Netflix pledges US$300m for originals as Verizon preps rival service

US telco Verizon is reportedly planning to launch a rival to Netflix and is already talking to prospective content partners. The news came on the same day that Netflix pledged to spend up to US$300 million on original content as it ramps up competition with premium cable broadcasters.

Verizon’s service, the name of which is not yet known, will offer customers streamed content and launch in 2012, according to Reuters. It will only roll out in the areas where Verizon’s existing TV service, FiOS, does not have a presence and there is no suggestion that there are plans for it to launch internationally. However, that would still mean it could be available to 85 million homes in the US.

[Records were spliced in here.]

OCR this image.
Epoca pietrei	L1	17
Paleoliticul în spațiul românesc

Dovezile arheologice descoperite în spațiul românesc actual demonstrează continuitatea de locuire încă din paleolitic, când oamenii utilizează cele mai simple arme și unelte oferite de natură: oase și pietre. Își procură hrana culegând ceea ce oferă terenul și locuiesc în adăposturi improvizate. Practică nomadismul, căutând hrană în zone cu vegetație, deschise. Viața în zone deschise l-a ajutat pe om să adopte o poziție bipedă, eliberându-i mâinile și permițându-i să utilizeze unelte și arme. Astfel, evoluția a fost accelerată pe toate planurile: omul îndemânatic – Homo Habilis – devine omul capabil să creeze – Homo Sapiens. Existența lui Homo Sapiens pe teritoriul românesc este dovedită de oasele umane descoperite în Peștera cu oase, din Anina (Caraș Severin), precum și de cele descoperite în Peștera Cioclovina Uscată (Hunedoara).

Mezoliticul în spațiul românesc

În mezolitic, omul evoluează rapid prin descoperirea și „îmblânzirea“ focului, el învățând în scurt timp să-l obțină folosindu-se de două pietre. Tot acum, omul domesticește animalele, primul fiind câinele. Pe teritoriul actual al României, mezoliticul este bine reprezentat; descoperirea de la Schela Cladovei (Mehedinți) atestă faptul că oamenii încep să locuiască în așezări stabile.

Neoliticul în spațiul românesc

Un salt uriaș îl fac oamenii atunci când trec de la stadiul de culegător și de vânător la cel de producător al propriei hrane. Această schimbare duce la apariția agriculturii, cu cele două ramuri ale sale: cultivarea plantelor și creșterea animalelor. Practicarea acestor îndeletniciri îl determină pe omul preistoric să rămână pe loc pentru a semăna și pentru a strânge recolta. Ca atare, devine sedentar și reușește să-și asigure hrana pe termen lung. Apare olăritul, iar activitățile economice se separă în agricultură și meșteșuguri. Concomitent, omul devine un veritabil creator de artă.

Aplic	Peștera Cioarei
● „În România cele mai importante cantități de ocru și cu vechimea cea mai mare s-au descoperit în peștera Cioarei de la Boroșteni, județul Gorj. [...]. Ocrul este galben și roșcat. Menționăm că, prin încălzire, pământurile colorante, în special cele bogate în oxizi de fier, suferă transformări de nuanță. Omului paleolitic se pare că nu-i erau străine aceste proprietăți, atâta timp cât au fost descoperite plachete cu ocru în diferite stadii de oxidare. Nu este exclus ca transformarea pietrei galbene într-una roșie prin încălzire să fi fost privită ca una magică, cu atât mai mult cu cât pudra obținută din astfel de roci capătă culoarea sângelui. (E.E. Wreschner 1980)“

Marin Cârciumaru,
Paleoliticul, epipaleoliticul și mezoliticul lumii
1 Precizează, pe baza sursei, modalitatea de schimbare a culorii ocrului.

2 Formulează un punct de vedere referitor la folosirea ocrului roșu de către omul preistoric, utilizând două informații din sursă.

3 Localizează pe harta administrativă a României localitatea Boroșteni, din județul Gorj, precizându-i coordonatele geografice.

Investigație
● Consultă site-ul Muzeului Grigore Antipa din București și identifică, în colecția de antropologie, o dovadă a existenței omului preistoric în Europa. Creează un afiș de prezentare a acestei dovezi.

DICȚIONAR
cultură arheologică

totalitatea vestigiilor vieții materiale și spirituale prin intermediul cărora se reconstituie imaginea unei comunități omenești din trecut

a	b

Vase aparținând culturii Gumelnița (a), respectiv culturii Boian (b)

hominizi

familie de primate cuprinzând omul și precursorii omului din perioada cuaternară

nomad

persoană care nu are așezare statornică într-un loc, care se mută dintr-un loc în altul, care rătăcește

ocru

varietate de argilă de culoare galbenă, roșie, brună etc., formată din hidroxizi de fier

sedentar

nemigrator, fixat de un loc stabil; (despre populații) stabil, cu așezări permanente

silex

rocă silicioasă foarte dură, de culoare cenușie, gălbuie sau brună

It is not clear what the content line-up would comprise, but the initial reports of the new service suggested that it would have various movies and, possibly, kids programming. Viacom-backed cable service Epix has a package of movies from Lionsgate, MGM and Paramount and its syndication deal with Netflix runs out next year, making that a possible target for Verizon.

Meanwhile, Netflix CEO Reed Hastings told the annual UBS Media and Communications conference in New York that it would ramp up original production following the commission of series including David Fincher’s House of Cards, new episodes of quirky sitcom Arrested Development and Lionsgate’s Orange Is The New Black.

He said that it would spend between 5% and 15% of its annual programming budget on exclusive and original content. “HBO and Netflix both spend between $1 billion and $2 billion on content a year. If you are not willing to spend at those levels, it is going to be pretty hard to compete with us or with HBO,” he said. However, acquisitions and commissions would be based on data from its 24 million subscribers. “We are very much the ‘Moneyball’ of content acquirers,” he added.

Hastings said that its priority next year is global expansion with launches in countries including the UK and Ireland. “There is a huge, global addressable market for Netflix, as long as we don’t shoot ourselves in the foot anymore,” he said. This comes as the company announced that its European headquarters will be based in Luxembourg.